Quinoa [pronounced KEEN-wah] is a super-healthy seed that can be a bit complicating in the preparation process. Below I’ve outlined five of the most common errors that are made in defining the product and in the preparation process of quinoa. This miniscule seed packs a whopping 8 grams of protein in just a single cup serving.
Thinking that it’s a Grain
The initial confusion that was identified is that people associate quinoa with being a grain. It’s essentially the seed of a grain-like crop that is closely related to beets. It is important to understand what the raw product so that you can identify the best approach to preparing it.
Skipping the Rinse
You will need to rinse these seeds well. The bitter coating that is on the tiny seed must be thoroughly rinsed away. Skipping this detail will result in a less than desirable flavor to your dish. When you rinse quinoa, you’ll find that using a fine mesh strainer is ideal. Anything more and those minuscule seeds will escape and disappear down the drain.

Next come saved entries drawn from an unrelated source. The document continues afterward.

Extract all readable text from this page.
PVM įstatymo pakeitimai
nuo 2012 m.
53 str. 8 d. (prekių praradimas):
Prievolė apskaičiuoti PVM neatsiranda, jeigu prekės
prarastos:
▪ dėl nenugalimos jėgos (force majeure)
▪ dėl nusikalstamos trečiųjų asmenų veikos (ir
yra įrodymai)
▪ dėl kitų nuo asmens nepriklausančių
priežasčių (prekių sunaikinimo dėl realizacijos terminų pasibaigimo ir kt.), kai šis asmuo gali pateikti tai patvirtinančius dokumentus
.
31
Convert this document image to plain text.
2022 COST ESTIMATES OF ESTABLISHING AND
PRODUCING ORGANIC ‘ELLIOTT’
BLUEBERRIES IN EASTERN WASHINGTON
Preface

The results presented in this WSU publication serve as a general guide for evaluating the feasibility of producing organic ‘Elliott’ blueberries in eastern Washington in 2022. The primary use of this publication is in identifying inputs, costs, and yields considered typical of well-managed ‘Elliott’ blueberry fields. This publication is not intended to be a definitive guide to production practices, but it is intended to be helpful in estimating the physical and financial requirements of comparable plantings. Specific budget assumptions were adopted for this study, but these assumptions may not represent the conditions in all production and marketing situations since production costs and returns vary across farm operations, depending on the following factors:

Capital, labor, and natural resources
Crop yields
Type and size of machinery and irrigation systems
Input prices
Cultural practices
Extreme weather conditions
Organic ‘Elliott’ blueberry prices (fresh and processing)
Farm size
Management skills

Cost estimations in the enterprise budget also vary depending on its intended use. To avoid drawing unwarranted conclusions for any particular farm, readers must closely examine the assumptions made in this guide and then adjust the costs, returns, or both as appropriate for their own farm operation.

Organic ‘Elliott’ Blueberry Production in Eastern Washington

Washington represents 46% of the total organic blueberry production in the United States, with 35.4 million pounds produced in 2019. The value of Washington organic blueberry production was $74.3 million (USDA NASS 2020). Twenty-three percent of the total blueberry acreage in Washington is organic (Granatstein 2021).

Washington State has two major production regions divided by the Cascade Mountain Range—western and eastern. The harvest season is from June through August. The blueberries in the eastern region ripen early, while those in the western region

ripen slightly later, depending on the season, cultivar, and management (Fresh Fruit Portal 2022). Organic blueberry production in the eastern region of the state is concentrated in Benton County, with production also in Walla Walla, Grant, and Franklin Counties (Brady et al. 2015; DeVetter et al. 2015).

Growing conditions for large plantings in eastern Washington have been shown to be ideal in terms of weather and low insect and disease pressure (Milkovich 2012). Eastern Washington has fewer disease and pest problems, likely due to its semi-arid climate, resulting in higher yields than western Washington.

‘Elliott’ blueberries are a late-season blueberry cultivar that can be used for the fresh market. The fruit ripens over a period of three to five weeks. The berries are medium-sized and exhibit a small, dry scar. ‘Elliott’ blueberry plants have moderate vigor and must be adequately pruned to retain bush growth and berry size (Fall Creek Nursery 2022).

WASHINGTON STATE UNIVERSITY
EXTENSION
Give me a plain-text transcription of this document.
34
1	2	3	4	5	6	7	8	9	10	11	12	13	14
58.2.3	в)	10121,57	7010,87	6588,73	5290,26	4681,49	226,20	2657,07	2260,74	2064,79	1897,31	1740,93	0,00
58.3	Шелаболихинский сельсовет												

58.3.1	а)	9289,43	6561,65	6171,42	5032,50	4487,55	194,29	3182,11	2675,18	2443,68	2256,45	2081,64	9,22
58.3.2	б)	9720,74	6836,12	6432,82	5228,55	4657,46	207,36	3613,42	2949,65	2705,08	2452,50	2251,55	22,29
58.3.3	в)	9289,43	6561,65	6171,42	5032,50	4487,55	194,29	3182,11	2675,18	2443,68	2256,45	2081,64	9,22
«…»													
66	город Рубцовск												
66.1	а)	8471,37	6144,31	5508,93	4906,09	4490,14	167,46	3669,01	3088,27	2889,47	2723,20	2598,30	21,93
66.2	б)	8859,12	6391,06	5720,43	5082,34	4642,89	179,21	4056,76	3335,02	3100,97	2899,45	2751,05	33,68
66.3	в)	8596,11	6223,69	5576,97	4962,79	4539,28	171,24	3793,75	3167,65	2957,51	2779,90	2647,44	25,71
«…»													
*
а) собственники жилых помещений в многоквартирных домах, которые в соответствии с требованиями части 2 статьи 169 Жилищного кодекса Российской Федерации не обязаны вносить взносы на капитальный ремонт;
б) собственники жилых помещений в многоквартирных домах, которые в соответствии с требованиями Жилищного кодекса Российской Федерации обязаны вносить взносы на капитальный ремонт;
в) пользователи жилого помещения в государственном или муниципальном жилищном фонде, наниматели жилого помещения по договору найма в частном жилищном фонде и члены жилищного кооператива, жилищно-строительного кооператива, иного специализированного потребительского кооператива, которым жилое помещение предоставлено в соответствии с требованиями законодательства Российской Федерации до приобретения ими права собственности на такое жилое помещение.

If left to overcook, your outcome will be a less than desirable texture, much like a bowl of quinoa mush, and nobody likes mushy quinoa. Follow this process to success: In a medium saucepan, combine 1 cup quinoa with 2 cups water. Bring to a boil. Cover, reduce heat to low, and simmer until quinoa is tender. [About 15 minutes]
Don’t Forget to Drain It
Quinoa seeds will hold lots of water, so you have to make sure you drain them thoroughly after they’ve been cooked. Otherwise, your dish will be noticeably over moist. It is best to once again use the fine-mesh strainer to drain of the unnecessary water.
Allowing it to marinate
After draining off the excessive water, return the quinoa to the pan and cover it for about 15 minutes, allowing the seeds to infuse their unique flavor. Allowing the quinoa to settle in the hot saucepan after the cooking process dries it out. This will assure that you won’t end up with clumpy/wet quinoa. This dish should be light and fluffy.